There is uncertainty over the trajectory for global inflation and interest rates and the lingering threat of a recession. Investors are also unsure about how long the tech-driven equity boom can last, and there is constant uncertainty around the geopolitical landscape and the potential for various conflicts across the globe to escalate or spill over.

Amid the prevailing conditions and dynamics at play, market commentators and analysts are advising investors to brace for volatility.

To shield themselves from swings or a market downturn in a volatile market, investors typically rotate out of growth stocks and assets that perform well in stable environments, opting to boost their exposure to defensive assets to rebalance their portfolios by adding some protection. 

From an equity perspective, defensive stocks are typically companies that can grow earnings no matter the stage of the market cycle.

These companies have durable operations that can keep growing in either tough or favourable conditions, exhibiting little sensitivity to the economic cycle.

As defensive stocks generally experience smaller price swings than the broader market, they can help balance riskier elements in a portfolio to minimise the overall impact of market volatility and create a more balanced risk profile.

These companies typically operate in essential industries like consumer staples, such as companies selling everyday necessities like food, drinks and household goods.


These companies include Procter & Gamble (PG-NASQ), Nestle (NESNZ-TRQX)), Unilever (ULVRL-TRQX), Coca-Cola (KO-NASQ), PepsiCo (PEP-NASQ), Costco Wholesale Corporation (COST-NASQ), Colgate-Palmolive (CL-NASQ) and Reckitt Benckiser Group plc (RKTL-NASQ).

Companies that provide essential services and utilities like electricity and water are not affected by shifts in consumer and business demand because these are non-discretionary expenses. Examples of these stocks include NextEra Energy (NEE-NASQ), Dominion Energy Inc (D-NASQ), National Grid (NGL-TRQX) and Engie SA (ENGIP-TRQX).
Various healthcare stocks are also considered defensive for similar reasons, as people cannot go without medication or medical devices just because the economy is struggling.

Pharmaceutical companies like Pfizer (PFE-NASQ) Sanofi (SANP-TRQX) and Merck (MRK-NASQ), companies the develop medical devices, such as Johnson & Johnson (JNJ-NASQ) and Medtronic (MDT-NASQ) , and healthcare service providers like UnitedHealth Group Incorporated (UNH-NASQ) offer suitable options for a defensive allocation in investment portfolios.

Defensive stocks that offer steady earnings and reliable dividends can also offer additional stability and income during volatile times or in a recession, even if stock markets take a knock.

The US dollar is widely considered a defensive investment asset as it is the global reserve currency for numerous central banks worldwide. This status signifies global trust in the large, robust and diversified US economy and its deep and liquid financial system.

As such, buying and holding US dollars can help diversify investment portfolios and reduce overall risk exposure, particularly during volatile times.

The qualities also make the US dollar a preferred safe-haven asset, alongside gold and government bonds.
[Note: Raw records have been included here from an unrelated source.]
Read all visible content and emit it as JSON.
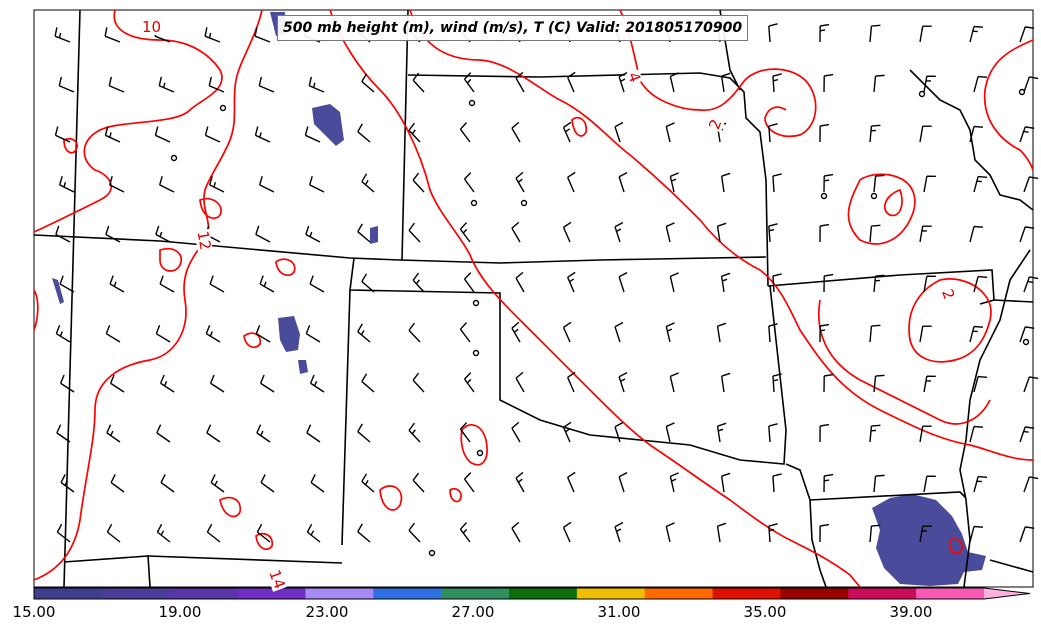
{
  "title": "500 mb height (m), wind (m/s), T (C) Valid: 201805170900",
  "contour_labels": [
    "10",
    "4",
    "2",
    "12",
    "2",
    "14"
  ],
  "colorbar": {
    "ticks": [
      "15.00",
      "19.00",
      "23.00",
      "27.00",
      "31.00",
      "35.00",
      "39.00"
    ],
    "colors": [
      "#3f3f8f",
      "#4a3c96",
      "#5a35a8",
      "#6f2ec4",
      "#a78bf5",
      "#2f6fe4",
      "#2f8f5f",
      "#0a6e0a",
      "#f0be00",
      "#ff6a00",
      "#e01000",
      "#990000",
      "#cc0c5a",
      "#f75ab4",
      "#ffb2e0"
    ]
  },
  "colors": {
    "contour": "#ff0000",
    "border": "#000000",
    "wind_barb": "#000000",
    "precip": "#4b4b9b"
  }
}
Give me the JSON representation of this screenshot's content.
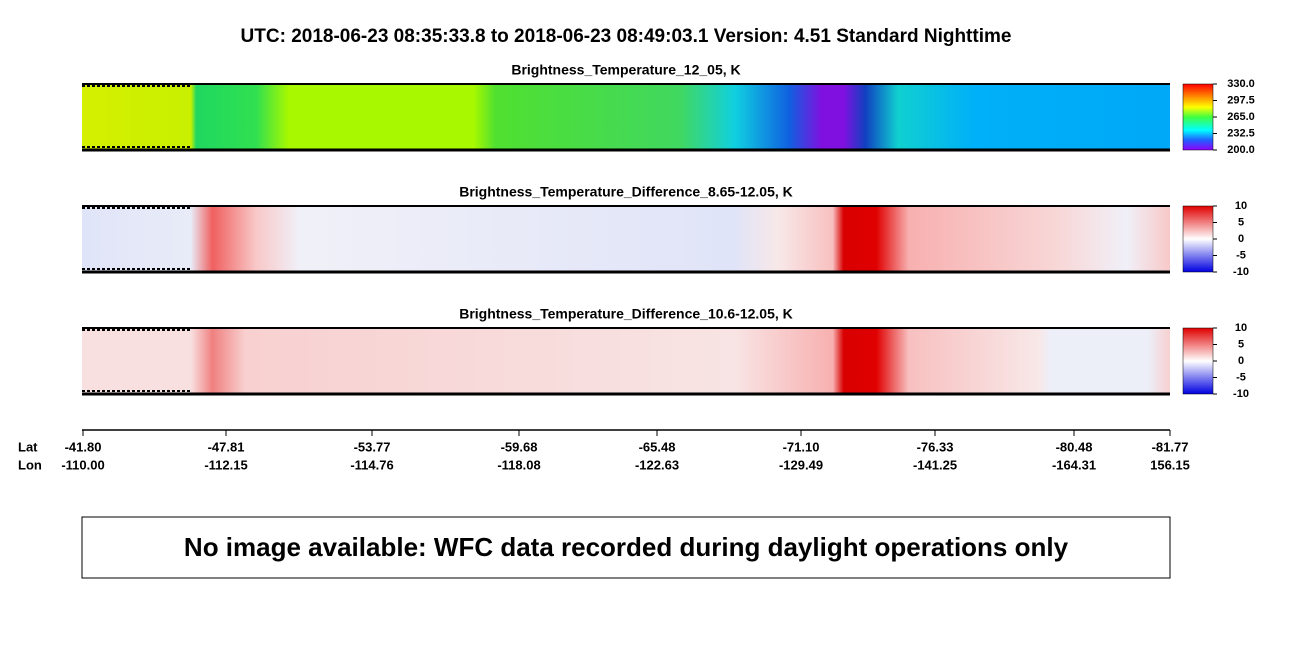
{
  "header": {
    "title": "UTC:  2018-06-23   08:35:33.8  to  2018-06-23   08:49:03.1    Version: 4.51  Standard Nighttime"
  },
  "panels": [
    {
      "title": "Brightness_Temperature_12_05, K",
      "colorbar": {
        "ticks": [
          {
            "value": 330,
            "label": "330.0"
          },
          297.5,
          {
            "value": 265,
            "label": "265.0"
          },
          232.5,
          {
            "value": 200,
            "label": "200.0"
          }
        ]
      }
    },
    {
      "title": "Brightness_Temperature_Difference_8.65-12.05, K",
      "colorbar": {
        "ticks": [
          10,
          5,
          0,
          -5,
          -10
        ]
      }
    },
    {
      "title": "Brightness_Temperature_Difference_10.6-12.05, K",
      "colorbar": {
        "ticks": [
          10,
          5,
          0,
          -5,
          -10
        ]
      }
    }
  ],
  "axis": {
    "lat_label": "Lat",
    "lon_label": "Lon",
    "lat": [
      "-41.80",
      "-47.81",
      "-53.77",
      "-59.68",
      "-65.48",
      "-71.10",
      "-76.33",
      "-80.48",
      "-81.77"
    ],
    "lon": [
      "-110.00",
      "-112.15",
      "-114.76",
      "-118.08",
      "-122.63",
      "-129.49",
      "-141.25",
      "-164.31",
      "156.15"
    ]
  },
  "message": "No image available: WFC data recorded during daylight operations only"
}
While the terms defensive and safe-haven are often used interchangeably, a safe-haven asset is usually one that investors flock to in times of extreme market stress or uncertainty, whereas defensive assets generally offer downside protection.

While defensive stocks offer valuable protection, it’s important to remember they typically come with lower growth potential compared to growth stocks. It is important to allocate capital to defensive stocks according to your individual risk tolerance and overall investment objectives.

Information correct at time of publishing. It is important to conduct thorough research and analysis using a combination of fundamental and technical analysis techniques to make informed trading decisions. Additionally, consider your risk tolerance, investment objectives, and time horizon when assessing company performance for trading.